TO VOTE ONLINE: www.Transhare.com click on Vote Your Proxy

Enter Your Control Number:

TO VOTE BY EMAIL: Please email your signed proxy card to Proxy@Transhare.com

TO VOTE BY FAX: Please fax this proxy card to 1.727. 269.5616

TO VOTE BY MAIL: Please sign, date and mail to:

 

Proxy Team

Transhare Corporation

17755 US Highway 19 N

Suite 140

Clearwater FL 33764

 

THIS PROXY, WHEN PROPERLY EXECUTED, WILL BE VOTED IN THE MANNER DIRECTED HEREIN BY THE UNDERSIGNED SHAREHOLDER(S).

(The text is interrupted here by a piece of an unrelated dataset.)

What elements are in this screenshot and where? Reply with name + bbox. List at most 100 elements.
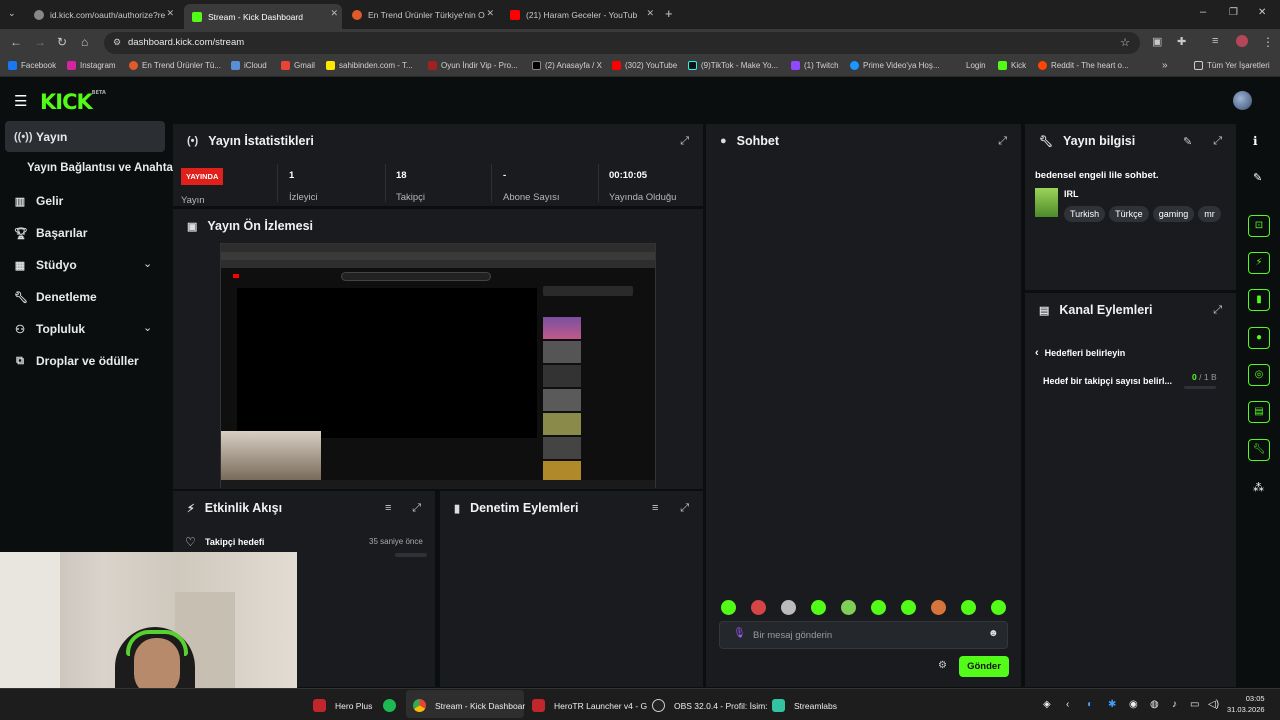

IF NO DIRECTION IS MADE, THIS PROXY WILL BE VOTED FOR PROPOSAL 1 to 5.

 

Dated: _____________  
   
   
Shareholder #:  _________  
  (Signature of Shareholder)
   
Shareholder #:  _________  
   
  (Signature of Joint Shareholder, if any)
   

If the member is a company, complete the following:

 

Shareholder #: _________

 

Executed by ________________________________ [Name of member] acting through an authorized signatory

 

   
   
Signature of authorized signatory  
   
Print name  
   
Title  

 

When signing as attorney, executor, whether or not you plan to attend the Extraordinary General Meeting, the Company requests that you please exercise your voting rights by completing and returning your Proxy Card promptly in the enclosed self-addressed stamped envelope.